Chaney licked his lips, now dry with apprehension, and quit the shelter.
The corridor ended and a flight of stairs led up to the operations exit. The painted sign prohibiting the carrying of arms beyond the door had been defaced: a large slash of black paint was smeared from the first sentence to the last, half obliterating the words and voiding the warning. Chaney noted the time, and set the two lanterns down on the top step to await his return. He fitted the keys into the twin locks and stepped out hesitantly into the open air.
The day was bright with sunshine but sharply chill. The sky was new, blue, and clear of aircraft; it looked freshly scrubbed, a different sky than the hazy polluted one he had known almost all his life. Patches of light frost clung to the protected spots not yet touched by the sun.
His watch read 9:30, and he guessed the time was about right — the bright morning outside was still new.
A two-wheeled cart waited in the parking lot.

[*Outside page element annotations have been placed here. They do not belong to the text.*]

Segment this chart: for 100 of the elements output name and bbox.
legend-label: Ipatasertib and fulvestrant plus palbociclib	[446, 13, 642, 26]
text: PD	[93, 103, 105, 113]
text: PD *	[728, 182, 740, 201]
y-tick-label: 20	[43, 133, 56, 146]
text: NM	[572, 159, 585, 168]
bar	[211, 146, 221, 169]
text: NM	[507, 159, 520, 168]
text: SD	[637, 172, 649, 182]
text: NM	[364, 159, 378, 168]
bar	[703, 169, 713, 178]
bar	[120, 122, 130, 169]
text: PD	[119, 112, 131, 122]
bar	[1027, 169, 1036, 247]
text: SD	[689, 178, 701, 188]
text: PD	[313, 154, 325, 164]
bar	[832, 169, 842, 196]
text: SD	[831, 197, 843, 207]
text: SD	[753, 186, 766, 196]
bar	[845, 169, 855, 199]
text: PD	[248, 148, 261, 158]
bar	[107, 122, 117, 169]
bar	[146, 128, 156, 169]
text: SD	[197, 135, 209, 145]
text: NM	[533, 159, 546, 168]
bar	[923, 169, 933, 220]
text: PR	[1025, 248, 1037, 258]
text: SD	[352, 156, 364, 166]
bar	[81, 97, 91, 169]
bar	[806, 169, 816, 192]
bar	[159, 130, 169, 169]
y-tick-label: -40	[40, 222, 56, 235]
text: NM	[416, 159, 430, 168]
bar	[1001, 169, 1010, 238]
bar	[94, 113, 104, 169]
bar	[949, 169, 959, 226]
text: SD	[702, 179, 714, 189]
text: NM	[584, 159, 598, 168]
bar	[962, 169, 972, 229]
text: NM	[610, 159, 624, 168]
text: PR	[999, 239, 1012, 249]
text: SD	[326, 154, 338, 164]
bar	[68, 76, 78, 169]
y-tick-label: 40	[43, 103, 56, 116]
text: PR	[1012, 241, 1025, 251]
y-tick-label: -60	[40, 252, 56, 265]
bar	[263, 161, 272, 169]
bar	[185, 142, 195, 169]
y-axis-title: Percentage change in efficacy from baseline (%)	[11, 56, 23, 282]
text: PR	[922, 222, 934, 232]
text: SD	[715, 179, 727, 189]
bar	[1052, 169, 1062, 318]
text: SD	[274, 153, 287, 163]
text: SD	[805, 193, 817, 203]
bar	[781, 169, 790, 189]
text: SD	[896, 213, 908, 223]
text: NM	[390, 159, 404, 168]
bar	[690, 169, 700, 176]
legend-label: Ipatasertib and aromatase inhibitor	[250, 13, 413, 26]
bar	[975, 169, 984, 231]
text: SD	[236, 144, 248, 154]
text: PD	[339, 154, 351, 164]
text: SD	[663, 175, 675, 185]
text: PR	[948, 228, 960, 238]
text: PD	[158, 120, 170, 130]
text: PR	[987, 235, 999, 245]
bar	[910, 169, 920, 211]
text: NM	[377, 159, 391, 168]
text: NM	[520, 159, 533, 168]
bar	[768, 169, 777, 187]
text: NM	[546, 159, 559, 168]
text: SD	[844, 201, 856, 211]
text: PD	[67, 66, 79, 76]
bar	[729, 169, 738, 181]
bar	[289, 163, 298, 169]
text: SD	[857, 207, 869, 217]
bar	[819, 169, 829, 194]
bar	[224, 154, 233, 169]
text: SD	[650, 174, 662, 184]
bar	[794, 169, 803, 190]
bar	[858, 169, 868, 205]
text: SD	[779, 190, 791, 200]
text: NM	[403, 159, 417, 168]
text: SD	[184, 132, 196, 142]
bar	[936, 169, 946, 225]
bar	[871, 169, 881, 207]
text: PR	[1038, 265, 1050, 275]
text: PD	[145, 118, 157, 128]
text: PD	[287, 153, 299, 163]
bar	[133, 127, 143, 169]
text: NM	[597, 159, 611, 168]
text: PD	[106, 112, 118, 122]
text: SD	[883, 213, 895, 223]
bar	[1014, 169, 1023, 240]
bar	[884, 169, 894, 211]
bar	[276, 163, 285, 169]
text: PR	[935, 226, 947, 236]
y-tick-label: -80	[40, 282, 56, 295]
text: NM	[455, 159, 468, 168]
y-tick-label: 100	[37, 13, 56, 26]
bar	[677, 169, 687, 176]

Chaney eyed the crude apparition, prepared for almost anything but that. The cart was not too skillfully made, having been put together with used lumber, an axle, and a pair of wheels taken from one of the small electric cars Saltus had described. Strands of machine wire had been employed to hold the four sides together where nails failed to do an adequate job, and to fasten the bed to the axle; the tires were long rotted away and the cart rode on metal rims. No skilled carpenter had fitted it together.
The second object to catch his eye was a heaped mound of clay in the adjoining area that had once been a flower garden. Unusually tall grass and weeds grew everywhere, partially obscuring a view of the station and almost blocking sight of the yellow mound; the grass grew high around the parking lot, and beyond it, and in the open spaces surrounding the buildings across the street. Weeds and grass filled the near distance as far as the eye could see, and he was reminded of the buffalo grass said to have grown here when Illinois was an Indian prairie. Time had done that — time and neglect. The station lawns had long gone unattended.
Moving warily, stopping often to scan the area around him, Chaney approached the mound.
When he was yet a distance away he discovered a faint trail running from the edge of the lot, through the garden and toward the mound itself. The next discovery was equally blunt. Alongside the path — almost invisible in the high grass — was a water channel, a crude aqueduct made from guttering ripped from some building and twisted into shape to serve this purpose. Chaney stopped short in surprise and stared at the guttering and the nearby mound, already guessing at what he would find. He continued the stealthy approach.
He came suddenly into a clearing in the rampant grass and found the artifact: a cistern with a crude wooden lid. A bucket and a length of rope rested beside it.